First Minister to be asked to back abolition of ‘not proven’ verdict

First Minister to be asked to back abolition of 'not proven' verdict

Nicola Sturgeon

The First Minister is to be asked to back calls for the abolition of the not proven verdict.

Nicola Sturgeon will meet rape victim Miss M, who has campaigned for Scotland’s third verdict to be removed since her case against a man whom she accused of raping her was found not proven.

She subsequently succeeded in a civil case for damages which found Stephen Coxen to be a rapist on a balance of probabilities.

Speaking on BBC Radio Scotland’s Good Morning Scotland programme, Miss M said she wanted “to invest my time in something that would help other rape survivors and every rape survivor in Scotland”.

“A not proven verdict doesn’t feel like an end - you’ve been through this process for maybe two years, three years, and at the end of this process you expect it to be the end,” she said.

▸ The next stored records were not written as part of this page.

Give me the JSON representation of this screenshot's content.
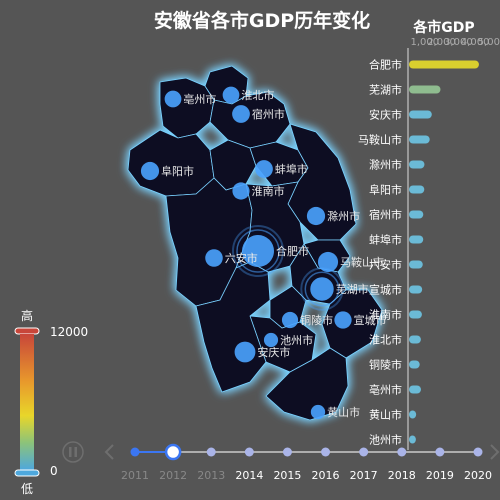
{
  "title": "安徽省各市GDP历年变化",
  "colors": {
    "background": "#555555",
    "map_fill": "#0b0a24",
    "map_glow": "#7ad2ff",
    "bar_top": "#d9cf2e",
    "bar_second": "#8fbc8f",
    "bar_default": "#6bbad6",
    "scatter": "#4aa3ff",
    "timeline": "#ffffff",
    "timeline_active": "#3b76f2"
  },
  "icons": {
    "play": "pause-icon",
    "prev": "chevron-left-icon",
    "next": "chevron-right-icon"
  },
  "visual_map": {
    "max_label": "12000",
    "min_label": "0",
    "high_text": "高",
    "low_text": "低"
  },
  "timeline": {
    "years": [
      "2011",
      "2012",
      "2013",
      "2014",
      "2015",
      "2016",
      "2017",
      "2018",
      "2019",
      "2020"
    ],
    "current": "2012"
  },
  "chart_data": [
    {
      "type": "scatter",
      "subtype": "geo-map",
      "region": "安徽省",
      "points": [
        {
          "name": "合肥市",
          "value": 4164
        },
        {
          "name": "芜湖市",
          "value": 1874
        },
        {
          "name": "安庆市",
          "value": 1357
        },
        {
          "name": "马鞍山市",
          "value": 1232
        },
        {
          "name": "滁州市",
          "value": 920
        },
        {
          "name": "阜阳市",
          "value": 910
        },
        {
          "name": "宿州市",
          "value": 850
        },
        {
          "name": "蚌埠市",
          "value": 847
        },
        {
          "name": "六安市",
          "value": 818
        },
        {
          "name": "宣城市",
          "value": 784
        },
        {
          "name": "淮南市",
          "value": 768
        },
        {
          "name": "亳州市",
          "value": 712
        },
        {
          "name": "淮北市",
          "value": 708
        },
        {
          "name": "铜陵市",
          "value": 636
        },
        {
          "name": "池州市",
          "value": 410
        },
        {
          "name": "黄山市",
          "value": 426
        }
      ]
    },
    {
      "type": "bar",
      "title": "各市GDP",
      "orientation": "horizontal",
      "categories": [
        "合肥市",
        "芜湖市",
        "安庆市",
        "马鞍山市",
        "滁州市",
        "阜阳市",
        "宿州市",
        "蚌埠市",
        "六安市",
        "宣城市",
        "淮南市",
        "淮北市",
        "铜陵市",
        "亳州市",
        "黄山市",
        "池州市"
      ],
      "values": [
        4164,
        1874,
        1357,
        1232,
        920,
        910,
        850,
        847,
        818,
        784,
        768,
        708,
        636,
        712,
        426,
        410
      ],
      "ticks": [
        "1,000",
        "2,000",
        "3,000",
        "4,000",
        "5,000"
      ],
      "xlim": [
        0,
        5000
      ]
    }
  ]
}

“But really it isn’t over for us. Some people say it is never going to be an ending with a not proven verdict.”

QCs previously told Scottish Legal News that there is no basis for the belief that abolishing the not proven verdict will lead to more people being found guilty of rape and could, in fact, result in “rogue convictions”.

Separately, an academic warned that removing the not proven verdict from the law as it stands will increase the likelihood of miscarriages of justice.